小蒔よりも少し温かい手が、反対側の胸に当たる。
「! ひ、雛乃……」
「姉様の胸……とても柔らかい……」
蠢き始めた雛乃の手が制服越しにその形を浮き上がらせると、
すぐに小蒔も同調して雪乃の制服はいびつなしわだらけになってしまった。
「うん……ね、雪乃も気持ちいいでしょ?」
「そ、そんな訳……ねぇだろ……」
しかし、微妙に異なったリズムで刺激を送りこんでくる二つの手に、
雪乃の声にいつもの闊達さは失われていた。
「……そんなコト言われると、ボクとしても後には引けないなぁ」
「小蒔様、直接触ってさし上げましょうか」
「あ、それ名案だね!」
「ちょ、ちょっと待てって!」
思わず雪乃は叫んだが、
普段のおっとりとした雛乃からは想像も出来ない早さで下着がたくし上げられてしまった。
雛乃と小蒔の四本の指先が、胸の小さな突起をつまみあげる。
「は、ぁ……っ」
爪先で引掻くように、指先で押しつぶすように。
雪乃は今まで自慰をしたことが無い訳では無かったが、
その回数は少なく、殆ど通過儀礼のような感じで夢中になったりはしなかった。
しかし今、二人の愛撫はその時とは比べ物にならない快感で胸先を蕩かし、
身体は少しずつ、確実に反応し始めてしまっている。
「ね、雛乃、硬くなってきたよ」
「ええ。
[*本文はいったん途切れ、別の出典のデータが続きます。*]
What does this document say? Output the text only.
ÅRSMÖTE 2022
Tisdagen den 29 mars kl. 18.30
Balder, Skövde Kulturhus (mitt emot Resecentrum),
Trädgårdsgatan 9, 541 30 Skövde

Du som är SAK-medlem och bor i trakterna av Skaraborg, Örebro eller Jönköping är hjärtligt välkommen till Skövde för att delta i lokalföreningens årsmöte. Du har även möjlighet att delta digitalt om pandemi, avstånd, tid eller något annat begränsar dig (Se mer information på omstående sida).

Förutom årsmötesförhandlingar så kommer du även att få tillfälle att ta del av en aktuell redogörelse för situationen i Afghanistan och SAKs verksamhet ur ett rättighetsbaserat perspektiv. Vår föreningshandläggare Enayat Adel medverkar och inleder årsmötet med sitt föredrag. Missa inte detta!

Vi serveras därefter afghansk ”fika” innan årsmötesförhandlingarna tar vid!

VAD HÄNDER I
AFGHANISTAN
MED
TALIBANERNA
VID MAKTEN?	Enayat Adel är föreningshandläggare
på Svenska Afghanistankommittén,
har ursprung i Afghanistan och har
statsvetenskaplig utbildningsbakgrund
姉様も、気持ちよくなっているのでしょう」
「ち、違う……ん、ぁ……」
必死に否定しようとしても、二人の指先が送りこむ絶え間無い刺激に弄ばれるように、
抑えきれない声がこぼれてしまう。
「姉様」
不意にはっきりと自分を呼ぶ声が頭に響き、
思わず顔を上げた雪乃の口を、雛乃のそれが塞いだ。
「!! ぅ……ぐ……っ、ぅあ、んむ……」
妹と、キスしている──その事実は、雪乃の思考を止めてしまうのに充分な物だった。
先程の小蒔とのキスよりも強烈な衝撃に、大きく目を見開いたまま固まってしまう。
その隙に、雛乃の舌が潜りこんできた。